Sick: Indexed deduplicated binary storage for JSON-like data structures (github.com)

🤖 AI Summary
SICK is an encoding and library approach that converts JSON-like data into an indexed, deduplicated binary representation so callers can access values just-in-time without parsing whole documents. By flattening structures into typed tables with fixed-size "reference" pairs (type, index) and compact list encodings (length + offsets + concatenated payloads), SICK enables random access, perfect streaming parsers, incremental updates (including remove messages), multi-file deduplication, circular references, and custom scalar or polymorphic types. The design addresses a fundamental limitation of JSON—its Type-2 grammar requires pushdown parsing and full accumulation for deeply nested data—by making values directly addressable and reorderable when no removals are present.

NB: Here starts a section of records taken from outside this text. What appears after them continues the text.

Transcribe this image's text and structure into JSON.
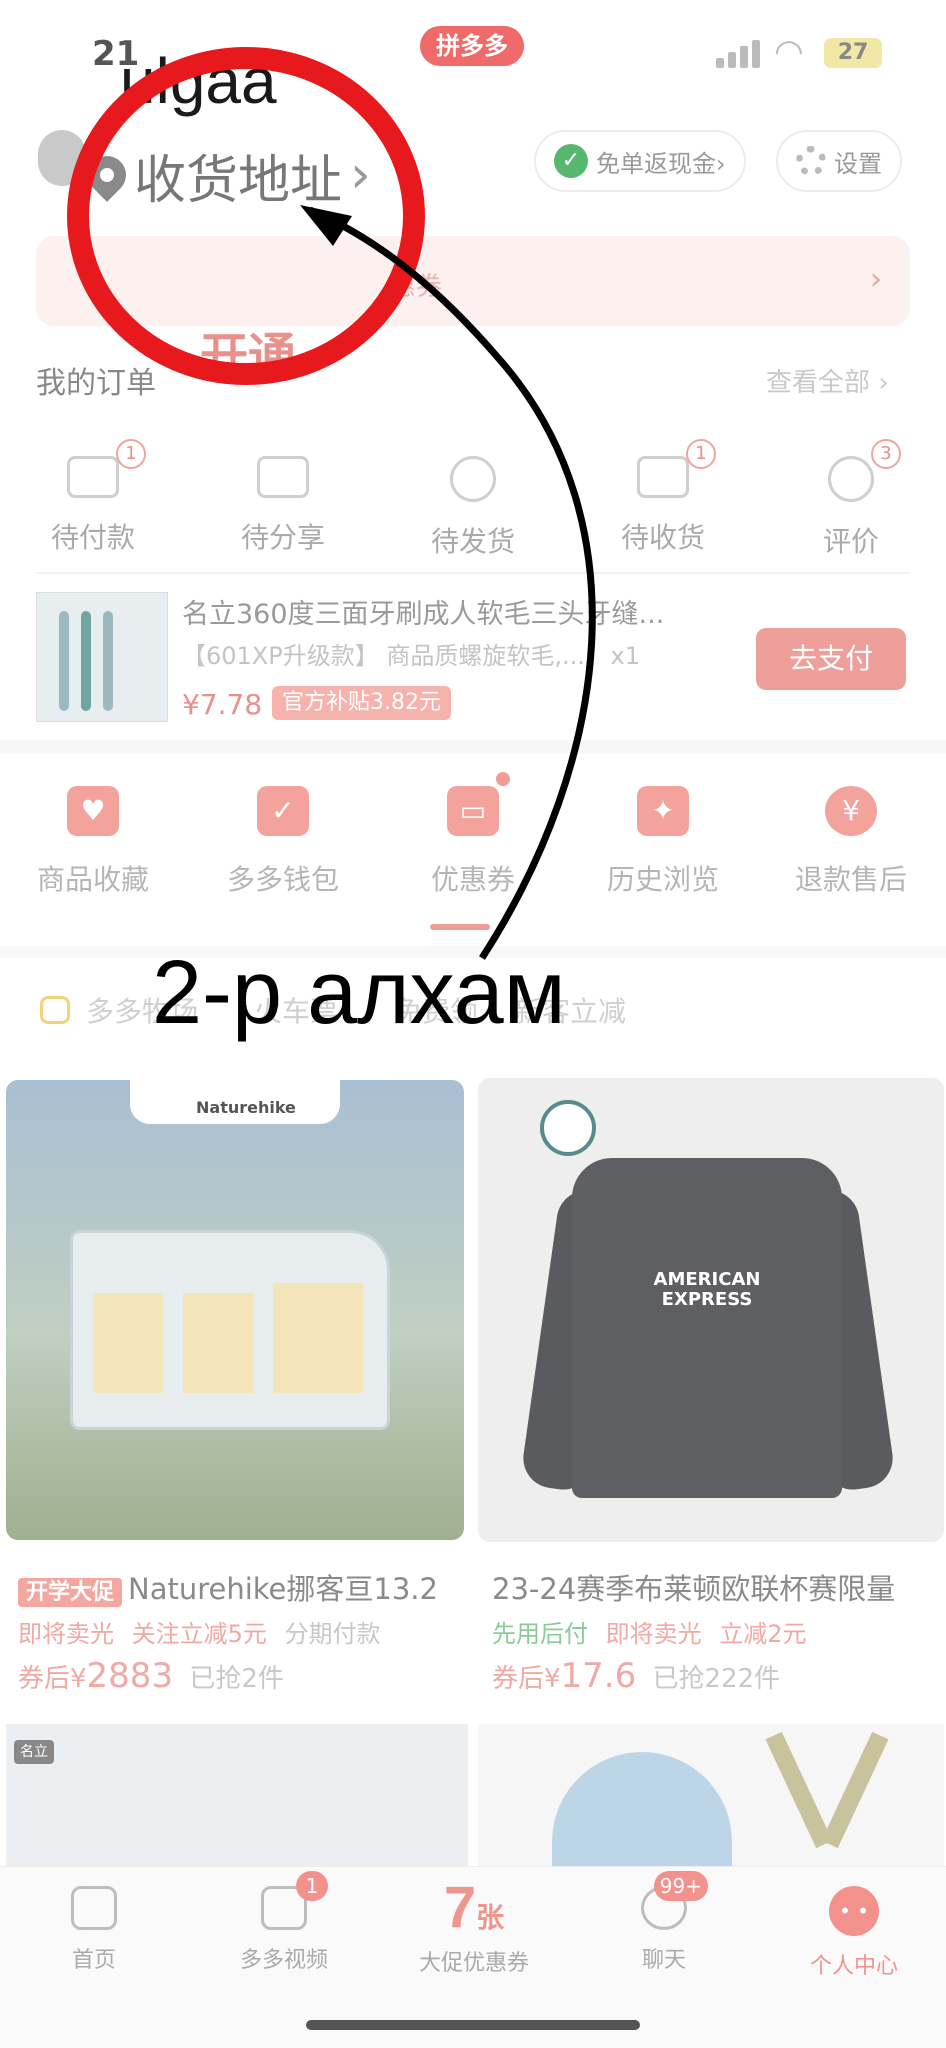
{
  "status_bar": {
    "time": "21",
    "app_badge": "拼多多",
    "battery": "27"
  },
  "header": {
    "username": "ulgaa",
    "address_label": "收货地址",
    "address_chevron": "›",
    "cashback_button": "免单返现金›",
    "settings_button": "设置"
  },
  "coupon_strip": {
    "text": "惠券",
    "chevron": "›",
    "open_text": "开通"
  },
  "orders": {
    "title": "我的订单",
    "view_all": "查看全部 ›",
    "statuses": [
      {
        "label": "待付款",
        "count": "1",
        "icon": "wallet-icon"
      },
      {
        "label": "待分享",
        "count": "",
        "icon": "share-icon"
      },
      {
        "label": "待发货",
        "count": "",
        "icon": "clock-icon"
      },
      {
        "label": "待收货",
        "count": "1",
        "icon": "truck-icon"
      },
      {
        "label": "评价",
        "count": "3",
        "icon": "review-icon"
      }
    ]
  },
  "pending_product": {
    "title": "名立360度三面牙刷成人软毛三头牙缝...",
    "spec": "【601XP升级款】 商品质螺旋软毛,...",
    "quantity": "x1",
    "price": "¥7.78",
    "subsidy": "官方补贴3.82元",
    "pay_button": "去支付"
  },
  "functions": [
    {
      "label": "商品收藏",
      "icon": "bag-icon",
      "glyph": "♥"
    },
    {
      "label": "多多钱包",
      "icon": "wallet-heart-icon",
      "glyph": "✓"
    },
    {
      "label": "优惠券",
      "icon": "coupon-icon",
      "glyph": "▭"
    },
    {
      "label": "历史浏览",
      "icon": "footprint-icon",
      "glyph": "✦"
    },
    {
      "label": "退款售后",
      "icon": "refund-icon",
      "glyph": "¥"
    }
  ],
  "banner": {
    "items": [
      "多多牧场",
      "火车票",
      "免费领",
      "新客立减"
    ]
  },
  "products": [
    {
      "brand": "Naturehike",
      "tag": "开学大促",
      "title": "Naturehike挪客亘13.2",
      "meta": [
        "即将卖光",
        "关注立减5元"
      ],
      "meta_gray": "分期付款",
      "price_prefix": "券后¥",
      "price": "2883",
      "sold": "已抢2件"
    },
    {
      "shirt_text": "AMERICAN EXPRESS",
      "title": "23-24赛季布莱顿欧联杯赛限量",
      "meta_green": "先用后付",
      "meta": [
        "即将卖光",
        "立减2元"
      ],
      "price_prefix": "券后¥",
      "price": "17.6",
      "sold": "已抢222件"
    }
  ],
  "next_products": {
    "brand_tag": "名立"
  },
  "tabbar": [
    {
      "label": "首页",
      "icon": "home-icon",
      "badge": ""
    },
    {
      "label": "多多视频",
      "icon": "video-icon",
      "badge": "1"
    },
    {
      "label": "大促优惠券",
      "big": "7",
      "unit": "张"
    },
    {
      "label": "聊天",
      "icon": "chat-icon",
      "badge": "99+"
    },
    {
      "label": "个人中心",
      "icon": "profile-icon",
      "badge": ""
    }
  ],
  "annotation": {
    "step_text": "2-р алхам",
    "circle_color": "#e8191c",
    "arrow_color": "#000000"
  },
  "colors": {
    "accent": "#f0948e",
    "annotation_red": "#e8191c"
  }
}
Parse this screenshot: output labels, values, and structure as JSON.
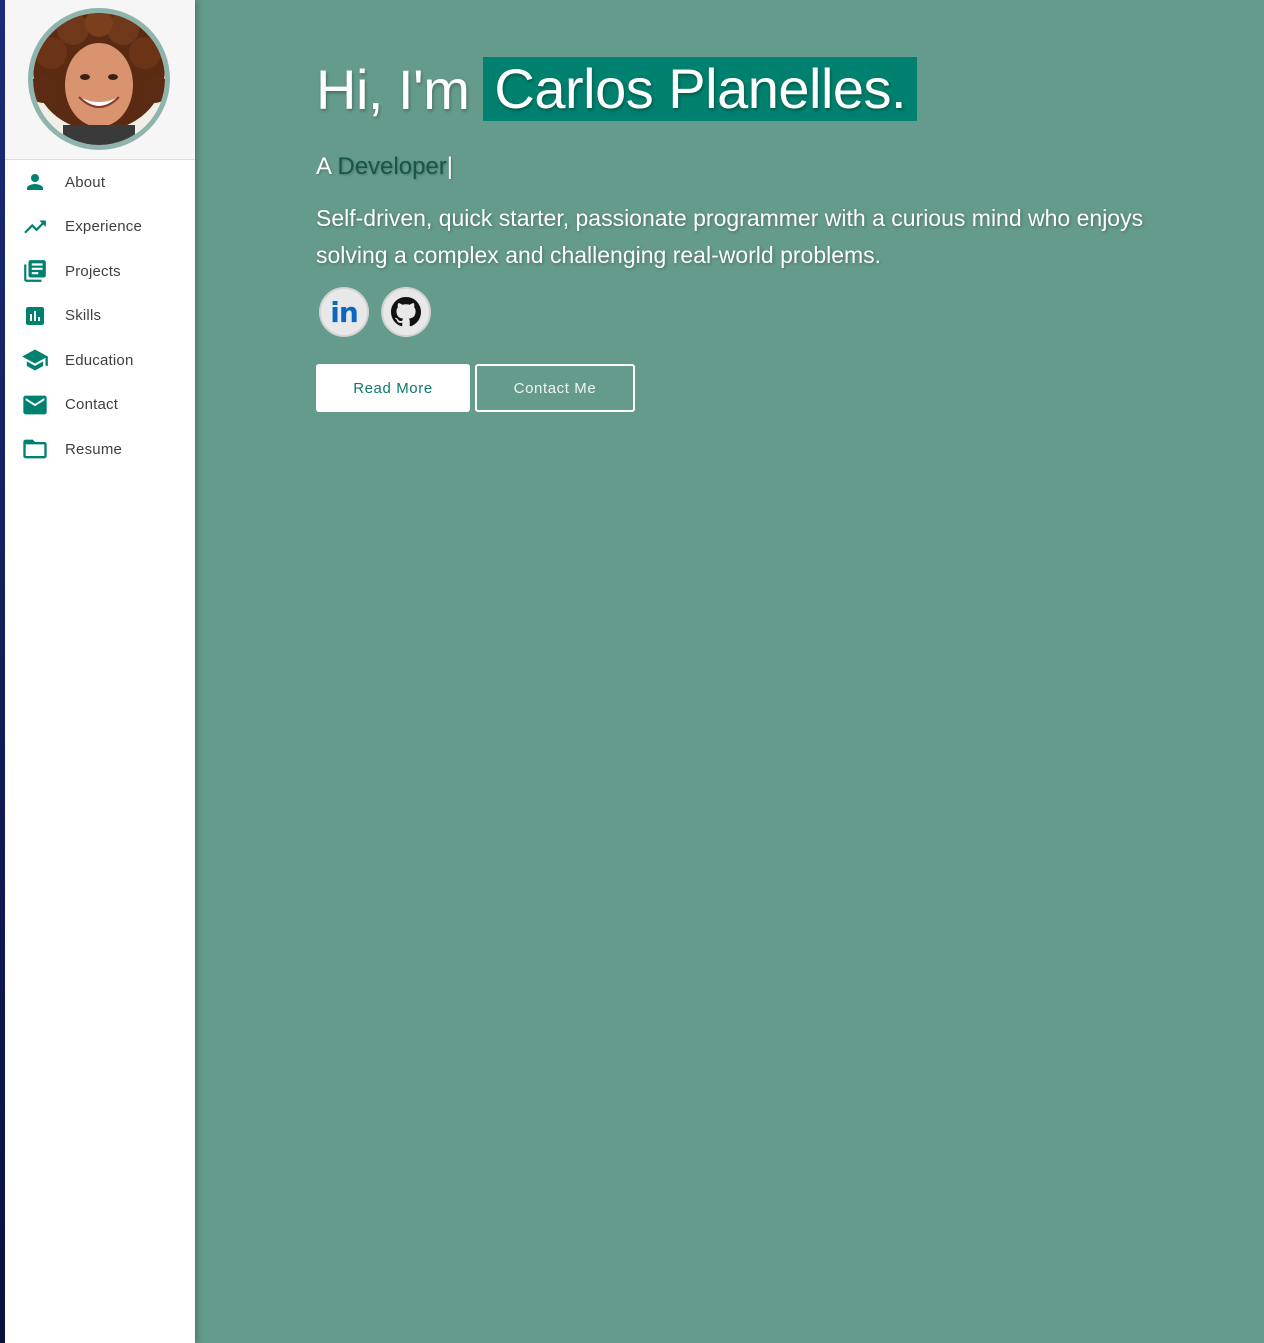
{
  "colors": {
    "accent": "#00806e",
    "background": "#659b8c",
    "sidebar": "#ffffff",
    "icon": "#00806e"
  },
  "profile": {
    "avatar_alt": "profile photo"
  },
  "sidebar": {
    "items": [
      {
        "label": "About",
        "icon": "person-icon"
      },
      {
        "label": "Experience",
        "icon": "trending-up-icon"
      },
      {
        "label": "Projects",
        "icon": "library-books-icon"
      },
      {
        "label": "Skills",
        "icon": "bar-chart-icon"
      },
      {
        "label": "Education",
        "icon": "school-icon"
      },
      {
        "label": "Contact",
        "icon": "mail-icon"
      },
      {
        "label": "Resume",
        "icon": "folder-icon"
      }
    ]
  },
  "hero": {
    "greeting": "Hi, I'm",
    "name": "Carlos Planelles.",
    "subtitle_prefix": "A",
    "role": "Developer",
    "caret": "|",
    "bio": "Self-driven, quick starter, passionate programmer with a curious mind who enjoys solving a complex and challenging real-world problems."
  },
  "socials": {
    "linkedin_text": "in",
    "linkedin_icon": "linkedin-icon",
    "github_icon": "github-icon"
  },
  "buttons": {
    "read_more": "Read More",
    "contact_me": "Contact Me"
  }
}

Technically, SICK represents every unique value in a table (strings, objects, arrays, roots) and uses one-byte type markers for ~15 core types (null, booleans, ints, floats, strings, arrays, objects, root, etc.). References are fixed-size binary pairs, arrays and variable-length lists use offset tables for indexing, and the format supports native types like timestamps via additional type tags. Current implementations exist in Scala and C# (encoders/decoders only) plus a Scala.JS-backed JavaScript port; streaming encoders/decoders are not yet implemented. Tradeoffs include a more complex encoder and limits today (max object keys 65,534; 2^32 array elements/unique values), but the format is battle-tested in proprietary apps and invites third-party implementations and contributions.